Obligingly, she tried to open her mouth to belt out a good one, but she still had her skiing helmet on with the chin guard, and somebody had added a mouthpiece to it that was actually kind of making it hard to breathe. She struggled, trying to get her hands free so she could tear off the mouthpiece, but somebody had put her in a straitjacket . . .
That couldn’t be right. They finished the film with the straitjacket years ago.
What the hell?
Her eyes popped open.
Someone, a Vampyre male, was carrying her over his shoulder, fireman style. Her head bobbed upside down. She had pinned her long, curling hair into a loose chignon, and it had slipped sideways over one ear. Strong, bobbing beams of light illuminated a rough stony hallway.
Not a hallway. A tunnel.
She was gagged, and her wrists and ankles tied.
Panic struck. She erupted into wild struggles.
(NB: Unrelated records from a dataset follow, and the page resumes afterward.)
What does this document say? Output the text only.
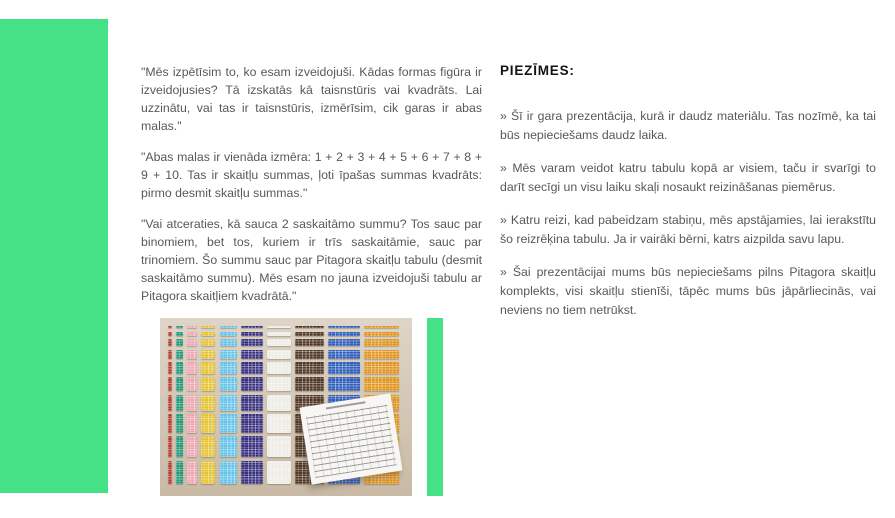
"Mēs izpētīsim to, ko esam izveidojuši. Kādas formas figūra ir izveidojusies? Tā izskatās kā taisnstūris vai kvadrāts. Lai uzzinātu, vai tas ir taisnstūris, izmērīsim, cik garas ir abas malas."

"Abas malas ir vienāda izmēra: 1 + 2 + 3 + 4 + 5 + 6 + 7 + 8 + 9 + 10. Tas ir skaitļu summas, ļoti īpašas summas kvadrāts: pirmo desmit skaitļu summas."

"Vai atceraties, kā sauca 2 saskaitāmo summu? Tos sauc par binomiem, bet tos, kuriem ir trīs saskaitāmie, sauc par trinomiem. Šo summu sauc par Pitagora skaitļu tabulu (desmit saskaitāmo summu). Mēs esam no jauna izveidojuši tabulu ar Pitagora skaitļiem kvadrātā."

PIEZĪMES:

» Šī ir gara prezentācija, kurā ir daudz materiālu. Tas nozīmē, ka tai būs nepieciešams daudz laika.

» Mēs varam veidot katru tabulu kopā ar visiem, taču ir svarīgi to darīt secīgi un visu laiku skaļi nosaukt reizināšanas piemērus.

» Katru reizi, kad pabeidzam stabiņu, mēs apstājamies, lai ierakstītu šo reizrēķina tabulu. Ja ir vairāki bērni, katrs aizpilda savu lapu.

» Šai prezentācijai mums būs nepieciešams pilns Pitagora skaitļu komplekts, visi skaitļu stienīši, tāpēc mums būs jāpārliecinās, vai neviens no tiem netrūkst.
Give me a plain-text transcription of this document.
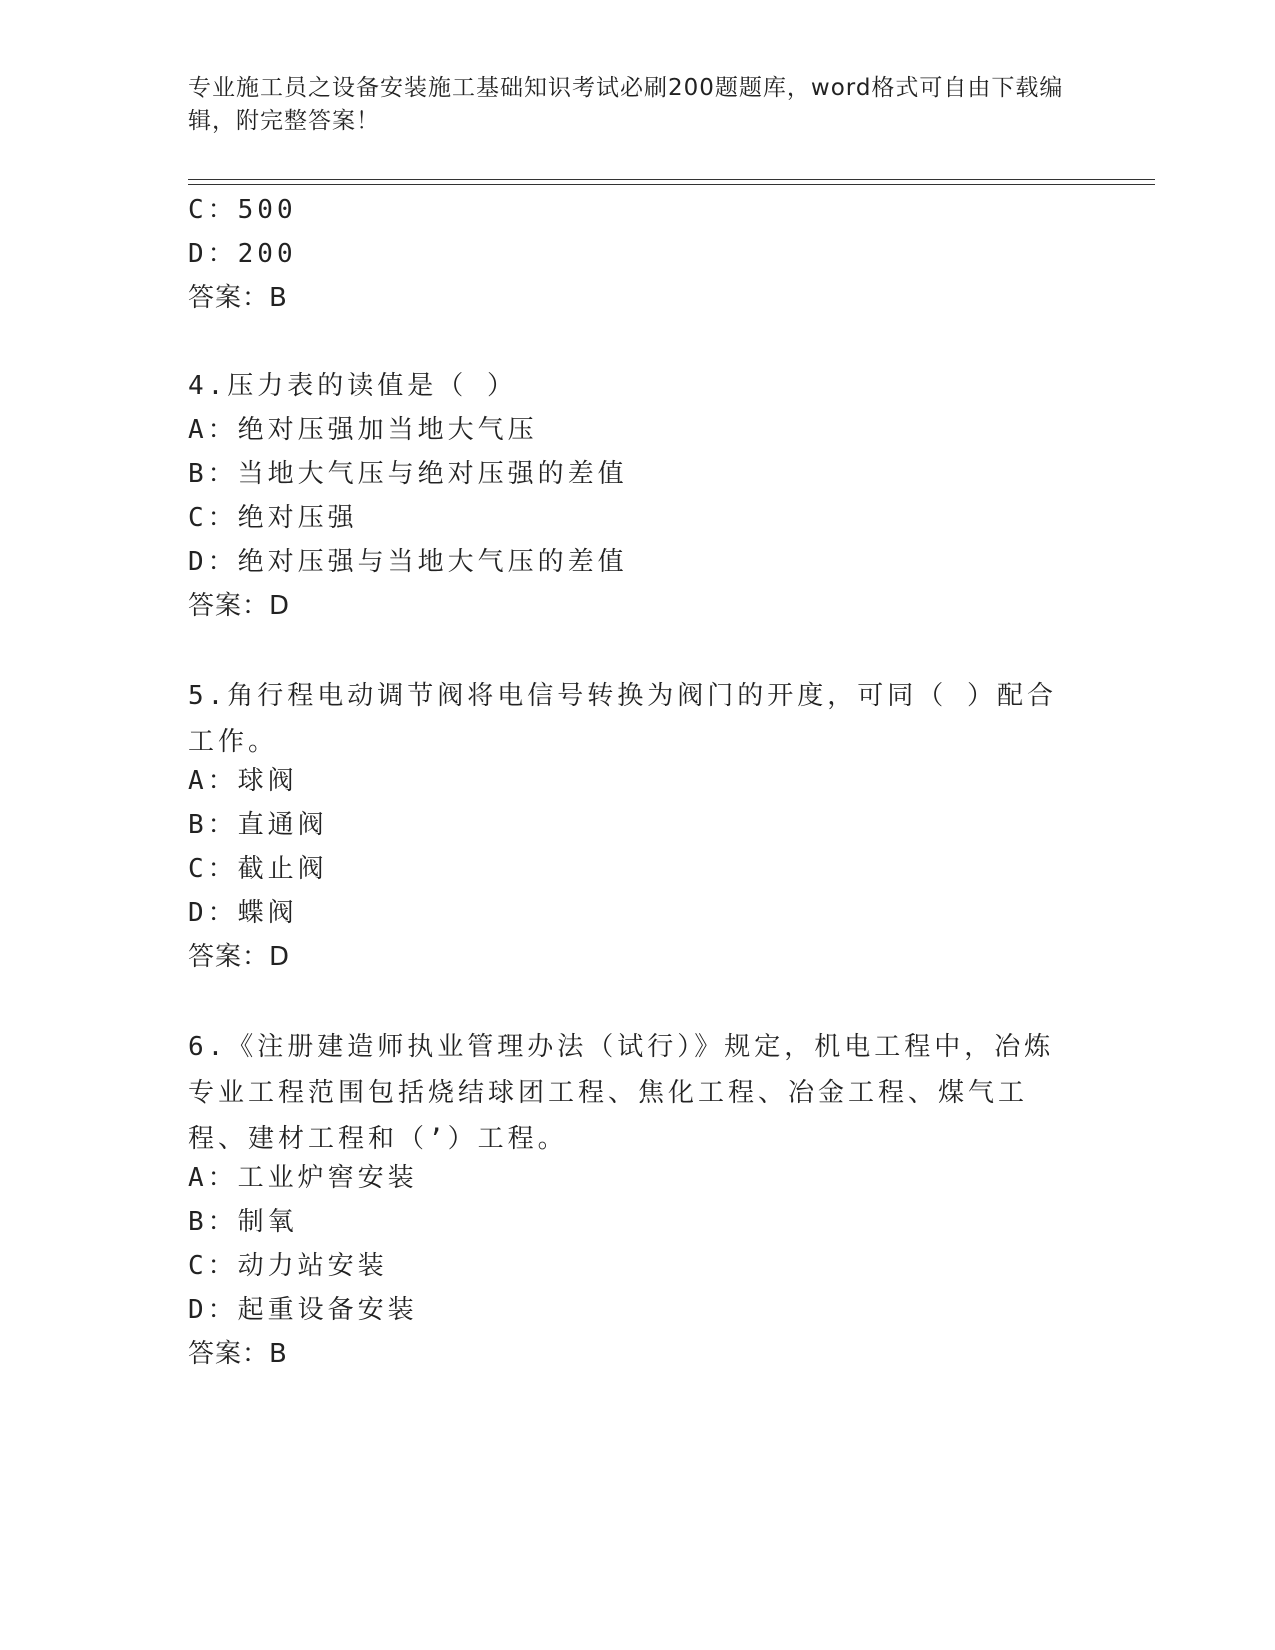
专业施工员之设备安装施工基础知识考试必刷200题题库，word格式可自由下载编辑，附完整答案！
C：500
D：200
答案：B
4.压力表的读值是（ ）
A：绝对压强加当地大气压
B：当地大气压与绝对压强的差值
C：绝对压强
D：绝对压强与当地大气压的差值
答案：D
5.角行程电动调节阀将电信号转换为阀门的开度，可同（ ）配合工作。
A：球阀
B：直通阀
C：截止阀
D：蝶阀
答案：D
6.《注册建造师执业管理办法（试行）》规定，机电工程中，冶炼专业工程范围包括烧结球团工程、焦化工程、冶金工程、煤气工程、建材工程和（’）工程。
A：工业炉窖安装
B：制氧
C：动力站安装
D：起重设备安装
答案：B
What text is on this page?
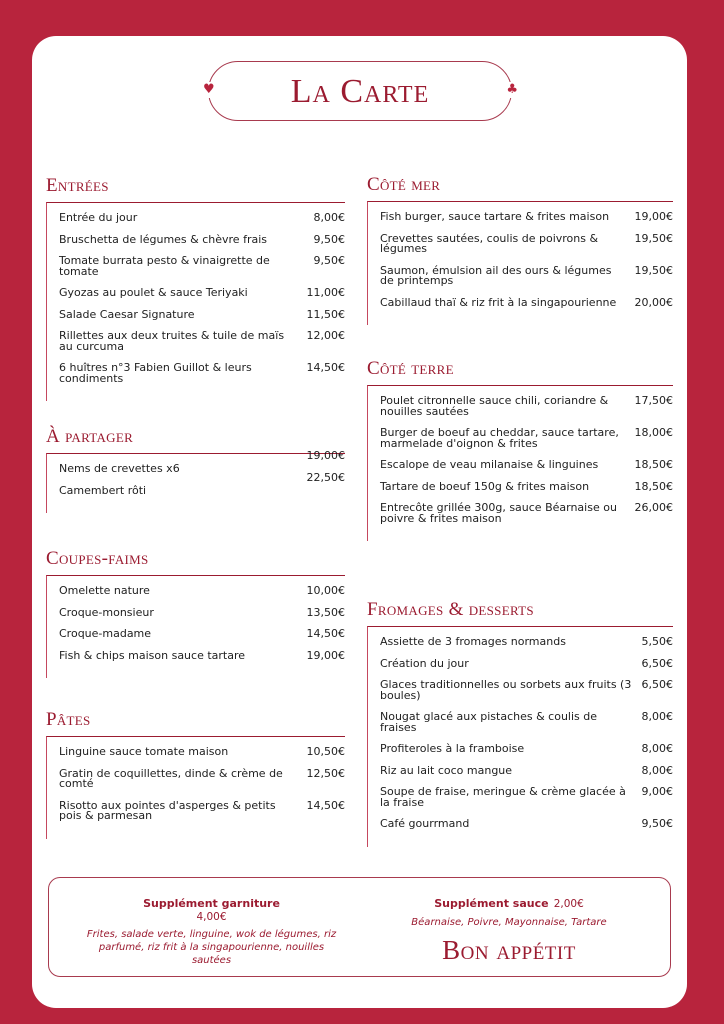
♥ La Carte	♣
Entrées
Entrée du jour	8,00€
Bruschetta de légumes & chèvre frais	9,50€
Tomate burrata pesto & vinaigrette de tomate
9,50€
Gyozas au poulet & sauce Teriyaki	11,00€
Salade Caesar Signature	11,50€
Rillettes aux deux truites & tuile de maïs au curcuma
12,00€
6 huîtres n°3 Fabien Guillot & leurs condiments
14,50€
À partager
Nems de crevettes x6
19,00€
Camembert rôti
22,50€
Coupes-faims
Omelette nature	10,00€
Croque-monsieur	13,50€
Croque-madame	14,50€
Fish & chips maison sauce tartare	19,00€
Pâtes
Linguine sauce tomate maison	10,50€
Gratin de coquillettes, dinde & crème de comté
12,50€
Risotto aux pointes d'asperges & petits pois & parmesan
14,50€
Côté mer
Fish burger, sauce tartare & frites maison	19,00€
Crevettes sautées, coulis de poivrons & légumes
19,50€
Saumon, émulsion ail des ours & légumes de printemps
19,50€
Cabillaud thaï & riz frit à la singapourienne	20,00€
Côté terre
Poulet citronnelle sauce chili, coriandre & nouilles sautées
17,50€
Burger de boeuf au cheddar, sauce tartare, marmelade d'oignon & frites
18,00€
Escalope de veau milanaise & linguines	18,50€
Tartare de boeuf 150g & frites maison	18,50€
Entrecôte grillée 300g, sauce Béarnaise ou poivre & frites maison
26,00€
Fromages & desserts
Assiette de 3 fromages normands	5,50€
Création du jour	6,50€
Glaces traditionnelles ou sorbets aux fruits (3 boules)
6,50€
Nougat glacé aux pistaches & coulis de fraises
8,00€
Profiteroles à la framboise	8,00€
Riz au lait coco mangue	8,00€
Soupe de fraise, meringue & crème glacée à la fraise
9,00€
Café gourrmand	9,50€
Supplément garniture
4,00€
Frites, salade verte, linguine, wok de légumes, riz parfumé, riz frit à la singapourienne, nouilles sautées
Supplément sauce 2,00€
Béarnaise, Poivre, Mayonnaise, Tartare
Bon appétit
She almost managed to flip out of the strange male’s hold, but swearing, he hoisted her into a more secure position and wrapped his arms around her thighs.
Someone bent over her and smacked her over the ear so hard her head rang. “Behave.”
Craning her neck, she stared up at a beautiful, young-looking woman with auburn hair. A very familiar woman, and a very old Vampyre, one of the most Powerful in the Nightkind demesne. Justine.
The wrongness of the situation rocketed around Melly’s mind. She had gone skiing, and had just returned to her Malibu home to get ready for her next shoot, when Justine had shown up on her doorstep. After that—nothing.
While she couldn’t talk physically, she could telepathically. Justine, she said tensely. What the fuck are you doing?
Justine petted her head then removed the gag. “There, there,” said the Vampyre. “Everything will probably be okay.”
Everything will probably be okay?
“What are you talking about!” Her head ached, and she struggled to think past it.
There was no way Melly could have been prepared for this, none.
When Melly went out in public, she was usually attended by a guard or two, but her Malibu home was in a gated community with a good security system. Other actors and celebrities lived in the community, and normally, Melly felt perfectly safe there. Normally, she would never have imagined someone like Justine would kidnap her.
Justine had been on friendly terms with Melly’s mother, Tatiana, the Light Fae Queen, for a very long time, and she had made friendly overtures to Melly for years.